After a victory that surprised the pollsters, Mitt Romney took control of a divided government plagued by budget shortfalls and an anemic jobs outlook, vowing immediate, hard action.
“We’ve used up virtually all our cash, borrowed all the banks will lend us, and we are still spending much more than we’re earning,” Romney said during a 20-minute inaugural address. “We are facing a financial emergency.”
The year: 2003.
The setting: Boston.
Romney’s first months as governor of Massachusetts are an interesting case study in how he might manage the budget woes that afflict Washington almost 10 years later. In Massachusetts, Romney walked into a $500 million budget shortfall, a larger $3 billion budget gap in the year ahead and an overabundance of skepticism from state Democrats.

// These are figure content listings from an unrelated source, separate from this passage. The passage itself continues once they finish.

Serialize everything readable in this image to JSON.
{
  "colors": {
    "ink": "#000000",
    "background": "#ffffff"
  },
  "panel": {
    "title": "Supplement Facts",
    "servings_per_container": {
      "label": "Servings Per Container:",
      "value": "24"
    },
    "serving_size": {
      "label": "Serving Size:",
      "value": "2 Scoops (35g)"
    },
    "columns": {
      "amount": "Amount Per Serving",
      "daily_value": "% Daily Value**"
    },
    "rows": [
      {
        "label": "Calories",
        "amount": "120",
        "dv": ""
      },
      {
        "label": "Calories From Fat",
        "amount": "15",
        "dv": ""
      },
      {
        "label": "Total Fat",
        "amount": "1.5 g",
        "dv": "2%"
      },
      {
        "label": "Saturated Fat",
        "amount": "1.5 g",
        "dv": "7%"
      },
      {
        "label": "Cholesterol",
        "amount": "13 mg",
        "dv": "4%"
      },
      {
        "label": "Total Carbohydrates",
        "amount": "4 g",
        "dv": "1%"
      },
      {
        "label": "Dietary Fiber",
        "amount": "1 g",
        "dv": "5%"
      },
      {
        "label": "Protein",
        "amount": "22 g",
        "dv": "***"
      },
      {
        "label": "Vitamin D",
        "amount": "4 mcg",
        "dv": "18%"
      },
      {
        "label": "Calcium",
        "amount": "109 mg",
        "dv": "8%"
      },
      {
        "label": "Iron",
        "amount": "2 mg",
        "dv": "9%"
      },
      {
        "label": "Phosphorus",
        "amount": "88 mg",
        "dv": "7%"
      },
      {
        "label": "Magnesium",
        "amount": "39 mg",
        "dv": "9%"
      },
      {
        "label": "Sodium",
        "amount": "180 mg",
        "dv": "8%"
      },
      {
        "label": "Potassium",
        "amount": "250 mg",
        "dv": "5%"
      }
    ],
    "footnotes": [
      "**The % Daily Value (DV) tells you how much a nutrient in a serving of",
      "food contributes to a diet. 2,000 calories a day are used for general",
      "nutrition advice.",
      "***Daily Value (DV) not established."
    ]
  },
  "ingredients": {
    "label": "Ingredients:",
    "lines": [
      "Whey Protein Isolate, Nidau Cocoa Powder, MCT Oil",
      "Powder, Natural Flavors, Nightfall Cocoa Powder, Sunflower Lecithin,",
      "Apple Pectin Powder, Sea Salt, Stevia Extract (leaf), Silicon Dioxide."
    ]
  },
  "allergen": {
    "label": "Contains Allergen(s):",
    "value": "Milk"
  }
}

Romney highlights that period today as proof that cutting taxes and public spending can reinvigorate the economy — a prescription the presumptive Republican nominee hopes to deliver to the American people.

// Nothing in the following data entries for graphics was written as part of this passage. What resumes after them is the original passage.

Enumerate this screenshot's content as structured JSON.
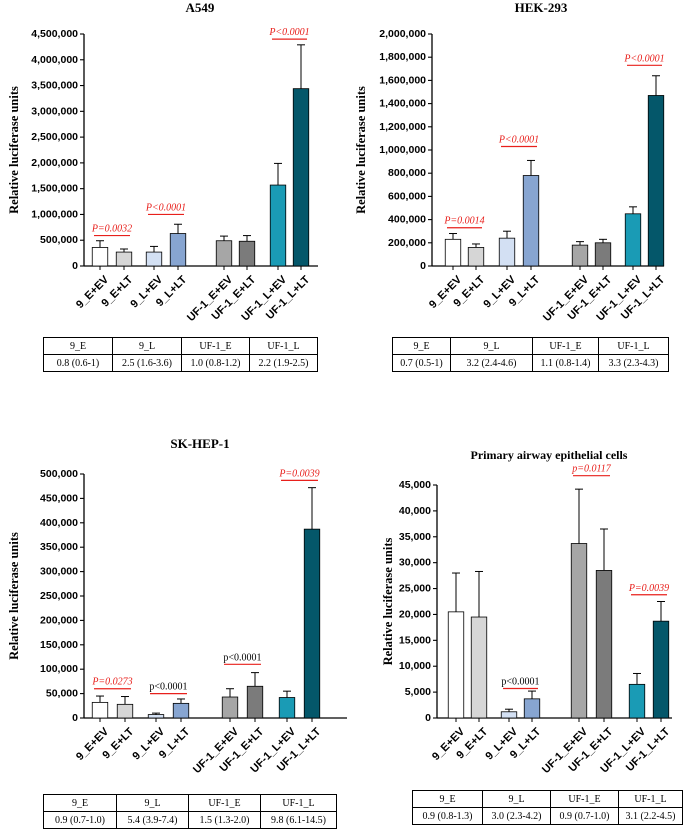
{
  "chart_data": [
    {
      "type": "bar",
      "title": "A549",
      "ylabel": "Relative luciferase units",
      "ylim": [
        0,
        4500000
      ],
      "yticks": [
        0,
        500000,
        1000000,
        1500000,
        2000000,
        2500000,
        3000000,
        3500000,
        4000000,
        4500000
      ],
      "ytick_labels": [
        "0",
        "500,000",
        "1,000,000",
        "1,500,000",
        "2,000,000",
        "2,500,000",
        "3,000,000",
        "3,500,000",
        "4,000,000",
        "4,500,000"
      ],
      "categories": [
        "9_E+EV",
        "9_E+LT",
        "9_L+EV",
        "9_L+LT",
        "UF-1_E+EV",
        "UF-1_E+LT",
        "UF-1_L+EV",
        "UF-1_L+LT"
      ],
      "values": [
        360000,
        270000,
        270000,
        630000,
        490000,
        480000,
        1570000,
        3440000
      ],
      "errors": [
        130000,
        60000,
        110000,
        180000,
        90000,
        110000,
        420000,
        850000
      ],
      "annotations": [
        {
          "text": "P=0.0032",
          "bars": [
            0,
            1
          ],
          "at": 590000,
          "italic": true
        },
        {
          "text": "P<0.0001",
          "bars": [
            2,
            3
          ],
          "at": 1000000,
          "italic": true
        },
        {
          "text": "P<0.0001",
          "bars": [
            6,
            7
          ],
          "at": 4400000,
          "italic": true
        }
      ],
      "table": {
        "headers": [
          "9_E",
          "9_L",
          "UF-1_E",
          "UF-1_L"
        ],
        "values": [
          "0.8 (0.6-1)",
          "2.5 (1.6-3.6)",
          "1.0 (0.8-1.2)",
          "2.2 (1.9-2.5)"
        ]
      }
    },
    {
      "type": "bar",
      "title": "HEK-293",
      "ylabel": "Relative luciferase units",
      "ylim": [
        0,
        2000000
      ],
      "yticks": [
        0,
        200000,
        400000,
        600000,
        800000,
        1000000,
        1200000,
        1400000,
        1600000,
        1800000,
        2000000
      ],
      "ytick_labels": [
        "0",
        "200,000",
        "400,000",
        "600,000",
        "800,000",
        "1,000,000",
        "1,200,000",
        "1,400,000",
        "1,600,000",
        "1,800,000",
        "2,000,000"
      ],
      "categories": [
        "9_E+EV",
        "9_E+LT",
        "9_L+EV",
        "9_L+LT",
        "UF-1_E+EV",
        "UF-1_E+LT",
        "UF-1_L+EV",
        "UF-1_L+LT"
      ],
      "values": [
        230000,
        160000,
        240000,
        780000,
        180000,
        200000,
        450000,
        1470000
      ],
      "errors": [
        50000,
        30000,
        60000,
        130000,
        30000,
        30000,
        60000,
        170000
      ],
      "annotations": [
        {
          "text": "P=0.0014",
          "bars": [
            0,
            1
          ],
          "at": 330000,
          "italic": true
        },
        {
          "text": "P<0.0001",
          "bars": [
            2,
            3
          ],
          "at": 1030000,
          "italic": true
        },
        {
          "text": "P<0.0001",
          "bars": [
            6,
            7
          ],
          "at": 1730000,
          "italic": true
        }
      ],
      "table": {
        "headers": [
          "9_E",
          "9_L",
          "UF-1_E",
          "UF-1_L"
        ],
        "values": [
          "0.7 (0.5-1)",
          "3.2 (2.4-4.6)",
          "1.1 (0.8-1.4)",
          "3.3 (2.3-4.3)"
        ]
      }
    },
    {
      "type": "bar",
      "title": "SK-HEP-1",
      "ylabel": "Relative luciferase units",
      "ylim": [
        0,
        500000
      ],
      "yticks": [
        0,
        50000,
        100000,
        150000,
        200000,
        250000,
        300000,
        350000,
        400000,
        450000,
        500000
      ],
      "ytick_labels": [
        "0",
        "50,000",
        "100,000",
        "150,000",
        "200,000",
        "250,000",
        "300,000",
        "350,000",
        "400,000",
        "450,000",
        "500,000"
      ],
      "categories": [
        "9_E+EV",
        "9_E+LT",
        "9_L+EV",
        "9_L+LT",
        "UF-1_E+EV",
        "UF-1_E+LT",
        "UF-1_L+EV",
        "UF-1_L+LT"
      ],
      "values": [
        32000,
        28000,
        7000,
        30000,
        43000,
        65000,
        42000,
        387000
      ],
      "errors": [
        13000,
        16000,
        3000,
        9000,
        17000,
        28000,
        13000,
        85000
      ],
      "annotations": [
        {
          "text": "P=0.0273",
          "bars": [
            0,
            1
          ],
          "at": 60000,
          "italic": true
        },
        {
          "text": "p<0.0001",
          "bars": [
            2,
            3
          ],
          "at": 50000,
          "italic": false
        },
        {
          "text": "p<0.0001",
          "bars": [
            4,
            5
          ],
          "at": 110000,
          "italic": false
        },
        {
          "text": "P=0.0039",
          "bars": [
            6,
            7
          ],
          "at": 487000,
          "italic": true
        }
      ],
      "table": {
        "headers": [
          "9_E",
          "9_L",
          "UF-1_E",
          "UF-1_L"
        ],
        "values": [
          "0.9 (0.7-1.0)",
          "5.4 (3.9-7.4)",
          "1.5 (1.3-2.0)",
          "9.8 (6.1-14.5)"
        ]
      }
    },
    {
      "type": "bar",
      "title": "Primary airway epithelial cells",
      "ylabel": "Relative luciferase units",
      "ylim": [
        0,
        45000
      ],
      "yticks": [
        0,
        5000,
        10000,
        15000,
        20000,
        25000,
        30000,
        35000,
        40000,
        45000
      ],
      "ytick_labels": [
        "0",
        "5,000",
        "10,000",
        "15,000",
        "20,000",
        "25,000",
        "30,000",
        "35,000",
        "40,000",
        "45,000"
      ],
      "categories": [
        "9_E+EV",
        "9_E+LT",
        "9_L+EV",
        "9_L+LT",
        "UF-1_E+EV",
        "UF-1_E+LT",
        "UF-1_L+EV",
        "UF-1_L+LT"
      ],
      "values": [
        20500,
        19500,
        1200,
        3700,
        33700,
        28500,
        6500,
        18700
      ],
      "errors": [
        7500,
        8800,
        500,
        1500,
        10500,
        8000,
        2100,
        3800
      ],
      "annotations": [
        {
          "text": "p<0.0001",
          "bars": [
            2,
            3
          ],
          "at": 5700,
          "italic": false
        },
        {
          "text": "p=0.0117",
          "bars": [
            4,
            5
          ],
          "at": 46800,
          "italic": true
        },
        {
          "text": "P=0.0039",
          "bars": [
            6,
            7
          ],
          "at": 23800,
          "italic": true
        }
      ],
      "table": {
        "headers": [
          "9_E",
          "9_L",
          "UF-1_E",
          "UF-1_L"
        ],
        "values": [
          "0.9 (0.8-1.3)",
          "3.0 (2.3-4.2)",
          "0.9 (0.7-1.0)",
          "3.1 (2.2-4.5)"
        ]
      }
    }
  ],
  "colors": {
    "bars": [
      "#ffffff",
      "#d6d6d6",
      "#d3e0f3",
      "#87a5d1",
      "#a6a6a6",
      "#7b7b7b",
      "#1a9bb5",
      "#04576a"
    ],
    "annotation": "#e8201c",
    "axis": "#000000"
  }
}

“As president, I will rein in spending and balance the budget,” Romney said last month while visiting Florida.
A closer inspection of Romney’s record in Massachusetts shows a much more complex fiscal picture. Though Romney cut taxes and public spending in some places, he also forced businesses to pay millions more in corporate taxes a year, and raised dozens of fees that affected small businesses, gun owners, golfers and others.

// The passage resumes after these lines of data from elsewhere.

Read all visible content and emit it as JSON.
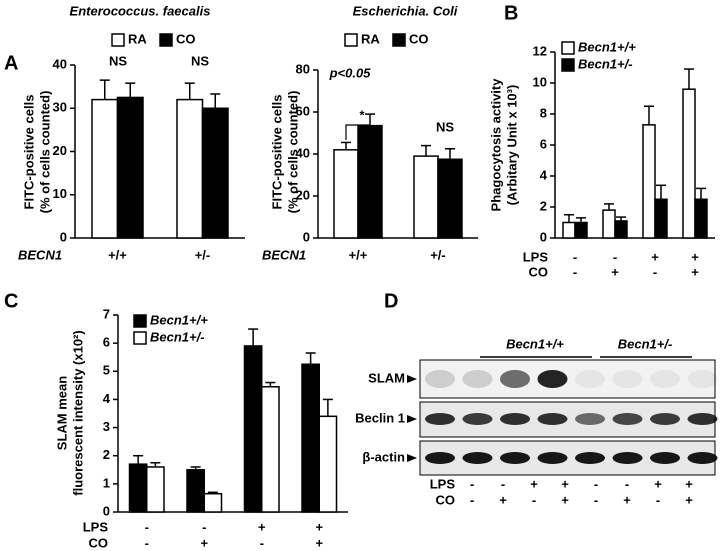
{
  "panel_labels": [
    "A",
    "B",
    "C",
    "D"
  ],
  "chart_data": [
    {
      "type": "bar",
      "title": "Enterococcus. faecalis",
      "ylabel": [
        "FITC-positive cells",
        "(% of cells counted)"
      ],
      "xlabel": "BECN1",
      "categories": [
        "+/+",
        "+/-"
      ],
      "ylim": [
        0,
        40
      ],
      "yticks": [
        0,
        10,
        20,
        30,
        40
      ],
      "series": [
        {
          "name": "RA",
          "color": "#ffffff",
          "values": [
            32,
            32
          ],
          "errors": [
            4.5,
            3.8
          ]
        },
        {
          "name": "CO",
          "color": "#000000",
          "values": [
            32.5,
            30
          ],
          "errors": [
            3.3,
            3.3
          ]
        }
      ],
      "annotations": [
        "NS",
        "NS"
      ]
    },
    {
      "type": "bar",
      "title": "Escherichia. Coli",
      "ylabel": [
        "FITC-positive cells",
        "(% of cells counted)"
      ],
      "xlabel": "BECN1",
      "categories": [
        "+/+",
        "+/-"
      ],
      "ylim": [
        0,
        80
      ],
      "yticks": [
        0,
        20,
        40,
        60,
        80
      ],
      "series": [
        {
          "name": "RA",
          "color": "#ffffff",
          "values": [
            42,
            39
          ],
          "errors": [
            3.5,
            5
          ]
        },
        {
          "name": "CO",
          "color": "#000000",
          "values": [
            53.5,
            37.5
          ],
          "errors": [
            5.5,
            5
          ]
        }
      ],
      "annotations": [
        "p<0.05",
        "*",
        "NS"
      ]
    },
    {
      "type": "bar",
      "ylabel": [
        "Phagocytosis activity",
        "(Arbitary Unit x 10³)"
      ],
      "ylim": [
        0,
        12
      ],
      "yticks": [
        0,
        2,
        4,
        6,
        8,
        10,
        12
      ],
      "condition_rows": [
        {
          "label": "LPS",
          "values": [
            "-",
            "-",
            "+",
            "+"
          ]
        },
        {
          "label": "CO",
          "values": [
            "-",
            "+",
            "-",
            "+"
          ]
        }
      ],
      "series": [
        {
          "name": "Becn1+/+",
          "color": "#ffffff",
          "values": [
            1.0,
            1.8,
            7.3,
            9.6
          ],
          "errors": [
            0.5,
            0.4,
            1.2,
            1.3
          ]
        },
        {
          "name": "Becn1+/-",
          "color": "#000000",
          "values": [
            1.0,
            1.1,
            2.5,
            2.5
          ],
          "errors": [
            0.3,
            0.25,
            0.9,
            0.7
          ]
        }
      ]
    },
    {
      "type": "bar",
      "ylabel": [
        "SLAM mean",
        "fluorescent intensity (x10²)"
      ],
      "ylim": [
        0,
        7
      ],
      "yticks": [
        0,
        1,
        2,
        3,
        4,
        5,
        6,
        7
      ],
      "condition_rows": [
        {
          "label": "LPS",
          "values": [
            "-",
            "-",
            "+",
            "+"
          ]
        },
        {
          "label": "CO",
          "values": [
            "-",
            "+",
            "-",
            "+"
          ]
        }
      ],
      "series": [
        {
          "name": "Becn1+/+",
          "color": "#000000",
          "values": [
            1.7,
            1.5,
            5.9,
            5.25
          ],
          "errors": [
            0.3,
            0.1,
            0.6,
            0.4
          ]
        },
        {
          "name": "Becn1+/-",
          "color": "#ffffff",
          "values": [
            1.6,
            0.65,
            4.45,
            3.4
          ],
          "errors": [
            0.15,
            0.05,
            0.15,
            0.6
          ]
        }
      ]
    }
  ],
  "blot": {
    "groups": [
      "Becn1+/+",
      "Becn1+/-"
    ],
    "rows": [
      "SLAM",
      "Beclin 1",
      "β-actin"
    ],
    "conditions": [
      {
        "label": "LPS",
        "values": [
          "-",
          "-",
          "+",
          "+",
          "-",
          "-",
          "+",
          "+"
        ]
      },
      {
        "label": "CO",
        "values": [
          "-",
          "+",
          "-",
          "+",
          "-",
          "+",
          "-",
          "+"
        ]
      }
    ]
  }
}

Massachusetts’ fiscal house wasn’t just out of order at the beginning of 2003, it was near chaos. Although the economy was showing signs of recovery from the dotcom bubble and the 9/11 recession, the state government was struggling to pay its bills. Like Florida, Massachusetts lawmakers are required to pass a balanced budget. But despite $1.2 billion in tax hikes and $200 million in emergency spending cuts in 2002, Romney entered office on Jan. 2, 2003, with the state still deeply in the red.
In his first weeks on the job, Romney asked for and received unilateral power from the Democratic-controlled Legislature to make emergency cuts. By the end of one month, he whacked $343 million from the budget and asked the Legislature to cut a further $143 million. Just weeks after that, Romney proposed a state budget for the 2003-04 fiscal year that included almost $3 billion more in savings.
He proposed significant cuts to social programs — $6 million from a program to help teen parents, $7.5 million from legal aid programs for poor families, bigger cuts to hospital and nursing home providers.
He targeted Medicaid and education funding, including money for the state university system. He sought to shrink the cost of government, asking state employees to pay more for their healthcare, withholding aid to cities and towns, and consolidating departments.
But Romney’s response to Massachusetts’ fiscal crisis was more nuanced than simple belt-tightening.
Romney closed corporate tax loopholes, generating $174 million in the first year, according to the Massachusetts Department of Administration and Finance. (Other groups, like the National Conference of State Legislatures, estimated the figure as high as $280 million.)
Romney generated an additional $260 million in 2003 by raising fees.
• Raising the cost to register a firearm from $25 to $75. The Legislature upped it to $100. Romney agreed.
• The cost to file a property deed: up from $25 to $100.
• Season passes at a state golf course: up from $650 to $800.
• A license to sell beer or wine: up from $2,500 to $5,000.
But Romney supporters correctly note the differences between the situation in Massachusetts nearly 10 years ago and in Washington today.
“Look, he did take some from the reserve funds, looked at user fees and closed some tax loopholes, but that’s the only way a Republican is going to be successful here,” said Brian Lees, a Republican state senator who served as minority leader during Romney’s one term in office.